Monday, January 4, 2010

If loving facebook is wrong...I don't want to be right

The clock reads 10:00 pm, and I still have college applications piled high on my desk. Yet with my future staring me down, I was not charting my high school accomplishments, figuring out my cumulative GPA, and my unopened Microsoft Word application was looking up at me from the desktop like a neglected infant whose diaper had not been changed in weeks.

No, I was not doing my college work, the result of which could very well end up deciding the next 10 years of my life. Instead, I was enjoying the one to six hours I designate a night to my favorite pastime: Facebook.

For those of you who are unfamiliar with Facebook, let me briefly sum it up for you. It’s a program that people use to determine how many real friends they have, which can be anywhere from zero to fifty, as opposed to how many online friends they have, which is always anywhere from fifty to ten thousand.

In other words, this program is the addicting spawn of Satan. No teenager of our generation can handle the type of false love that having hundreds of fake Internet friends comes with, and the result has been an addiction among teens that could put cigarettes to shame.

Do you know anyone who doesn’t have a Facebook? I know only of those who don’t have a Facebook yet. Everyone gets one, everyone loves it, period.

You can’t look me in the eye and tell me that you don’t experience a little fiesta in your head whenever you see a new friend request or a new notification or both. And if you have multiples of these, forget it, you feel like you’ve overdosed on popularity.

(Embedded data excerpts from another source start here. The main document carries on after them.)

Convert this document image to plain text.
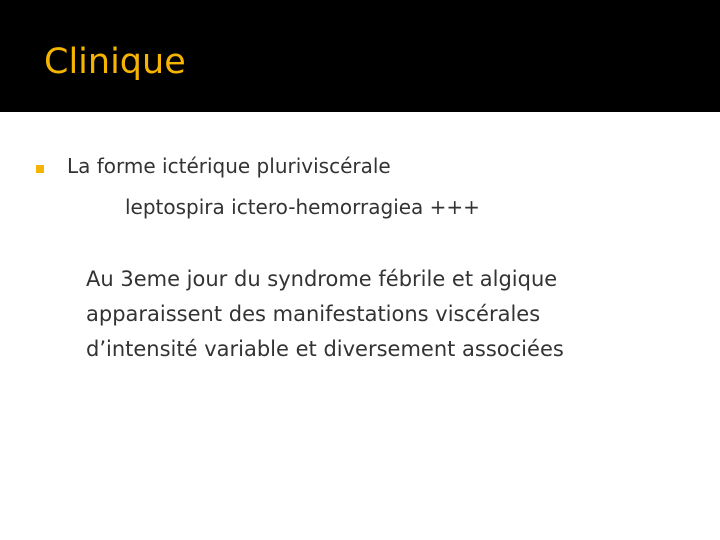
Clinique
La forme ictérique pluriviscérale
leptospira ictero-hemorragiea +++
Au 3eme jour du syndrome fébrile et algique
apparaissent des manifestations viscérales
d’intensité variable et diversement associées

It’s a sick program, one that will keep you coming back with the hope that at some point someone somewhere thought of you and decided that you were worth spending their Facebook time on, making you worthy of their acknowledgment.

And yet, with all of this knowledge, I still can’t get enough of that stupid program. I mean if I’ve counted correctly I’ve stopped writing this essay exactly seven times just to go back on and see if I have any new notifications.

It is the passion that could very well have contributed most to my personal growth, yet this growth may actually have made me a worse person.

I have learned to enjoy the sweet subtlety of someone virtually contacting me more than face-to-face conversation. My “messaging wall” has become the measuring tool of my own worth as a human being, and I have actually pondered the meaning of my own existence after a few days with no “wall posts” from those who I thought were my friends. Just when I believe that my feeling of worthlessness is enough to make me give up Facebook forever, someone comments on that crazy picture of me at the toga party, and I’m hooked back in by the spell that only social networking sites and hard drugs know how to cast.

I would never want to meet the creator of this cold-blooded version of MySpace because I wouldn’t know whether to punch him in the jaw for preventing me from getting anything done on my college apps, or give him a hug for giving me the greatest thrills of my day with the brief feelings of popularity that Facebook provides me.

As I have just seen that someone has written on my wall, I feel that this is a good place to stop and conclude this article in order to get back to what’s really important in my life.